Music

Live review: Black Moth Super Rainbow and Dosh @ Metro

The last time I saw Dosh and Black Moth Super Rainbow was at Millennium Park. Dosh played a summer lunch set last year, and Black Moth had the same time slot in 2009. For the former, the venue was great, but Black Moth looked painfully out of place at noon on a Monday afternoon in sunny downtown Chicago. The drummer wears a black ninja suit and a bike light on her forehead, which looks very silly under sunshine.

At the Metro last night, the band looked much more comfortable and eager to play their grungy psych pop. Videos projected on a large screen behind them, but not anything trippy or zany like at Tobacco shows.

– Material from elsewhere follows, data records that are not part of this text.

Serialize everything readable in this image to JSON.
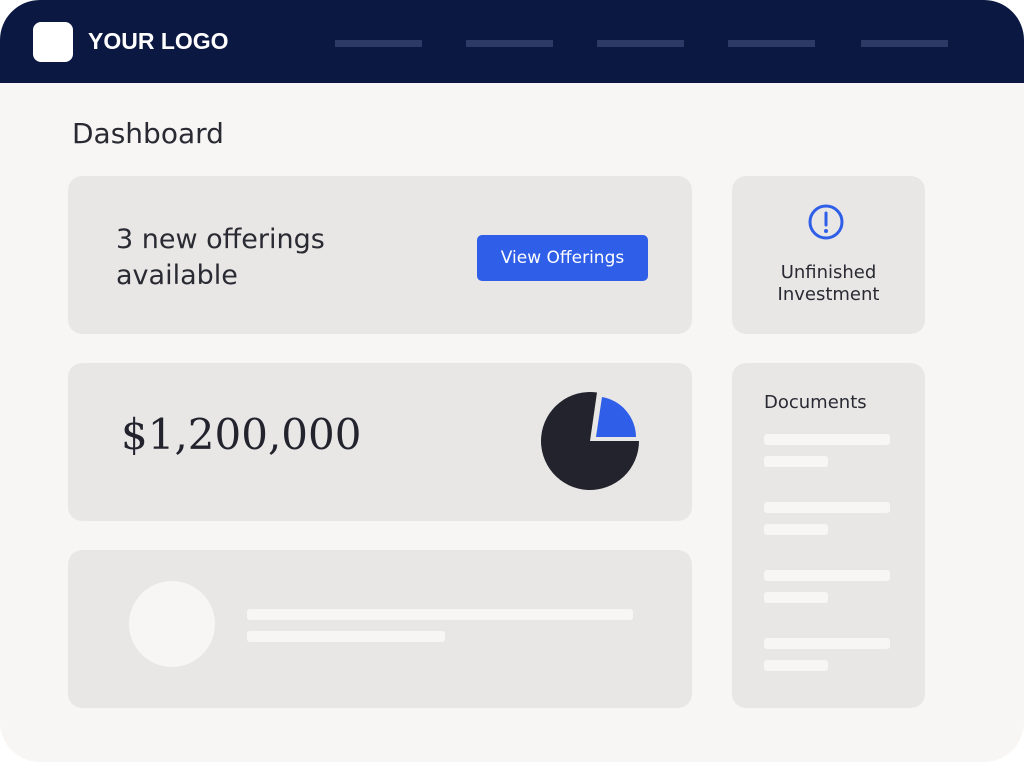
{
  "header": {
    "logo": "YOUR LOGO"
  },
  "page_title": "Dashboard",
  "offerings_card": {
    "text": "3 new offerings available",
    "button": "View Offerings"
  },
  "alert_card": {
    "text": "Unfinished Investment"
  },
  "balance_card": {
    "amount": "$1,200,000"
  },
  "documents_card": {
    "title": "Documents"
  }
}
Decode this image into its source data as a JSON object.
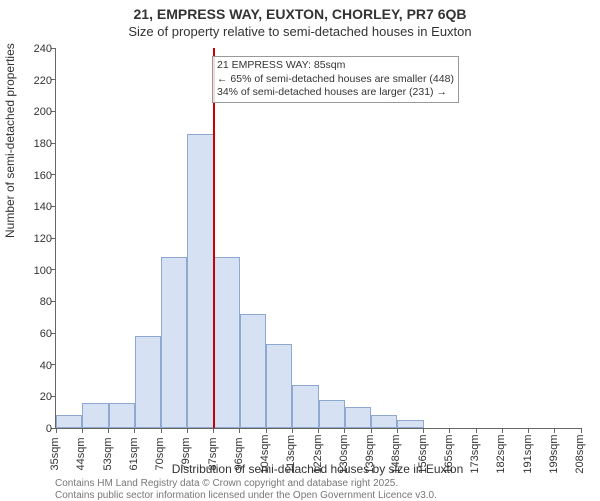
{
  "chart": {
    "type": "histogram",
    "title_main": "21, EMPRESS WAY, EUXTON, CHORLEY, PR7 6QB",
    "title_sub": "Size of property relative to semi-detached houses in Euxton",
    "ylabel": "Number of semi-detached properties",
    "xlabel": "Distribution of semi-detached houses by size in Euxton",
    "title_fontsize": 14,
    "label_fontsize": 12,
    "tick_fontsize": 11,
    "background_color": "#ffffff",
    "bar_fill": "#d6e2f3",
    "bar_border": "#8fa8d0",
    "marker_color": "#cc0000",
    "axis_color": "#666666",
    "ylim": [
      0,
      240
    ],
    "ytick_step": 20,
    "yticks": [
      0,
      20,
      40,
      60,
      80,
      100,
      120,
      140,
      160,
      180,
      200,
      220,
      240
    ],
    "xtick_start": 35,
    "xtick_step": 8.7,
    "xtick_suffix": "sqm",
    "xticks": [
      "35sqm",
      "44sqm",
      "53sqm",
      "61sqm",
      "70sqm",
      "79sqm",
      "87sqm",
      "96sqm",
      "104sqm",
      "113sqm",
      "122sqm",
      "130sqm",
      "139sqm",
      "148sqm",
      "156sqm",
      "165sqm",
      "173sqm",
      "182sqm",
      "191sqm",
      "199sqm",
      "208sqm"
    ],
    "values": [
      8,
      16,
      16,
      58,
      108,
      186,
      108,
      72,
      53,
      27,
      18,
      13,
      8,
      5,
      0,
      0,
      0,
      0,
      0,
      0
    ],
    "marker_bin_index": 6,
    "annotations": {
      "line1": "21 EMPRESS WAY: 85sqm",
      "line2": "← 65% of semi-detached houses are smaller (448)",
      "line3": "34% of semi-detached houses are larger (231) →"
    },
    "footer1": "Contains HM Land Registry data © Crown copyright and database right 2025.",
    "footer2": "Contains public sector information licensed under the Open Government Licence v3.0."
  }
}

Oddly dull, 10 minute shots of scenes recorded with a tripod showed a cemetery, a forest preserve trail, the front of a house, and various other docile settings. It created a pretty uneasy atmosphere, not ideal for a feel-good dance party.

The crowd looked like a lot of leftovers from the North Coast fest. The fuzzed out electronic jams of Black Moth were a perfect score for many comedowns, I’m sure. Bobbing heads bounced dreads, and arms stretched up into the projection light to make hand puppets of dogs and butterflies on the screen. The energy level wasn’t crazy-high, but that wouldn’t have felt right anyway.

I have to say something about Dosh though, who played before Black Moth. He is, without a doubt, my favorite percussionist. As the drummer for Andrew Bird, Dosh is not usually the focus of the live show. But Dosh has multiple solo albums of beautiful instrumental music, which he creates via looping effects. And just as Andrew Bird does at his concerts, looping is crucial to a Dosh show.

At the Metro, Dosh was the quintessential one-man band. In the past, I’ve seen him perform with additional musicians, which actually lowered the stakes. Playing solo, every sound made is entirely thanks to Dosh’s hands. Any mistake rests solely on him. But it was hard to tell if that ever happened, as he rolled through a set of mostly new songs, surrounded by bent mirrors and complicated electronic equipment. It was difficult to determine which sound were coming from where, but it was all Dosh, and it was always jaw-dropping.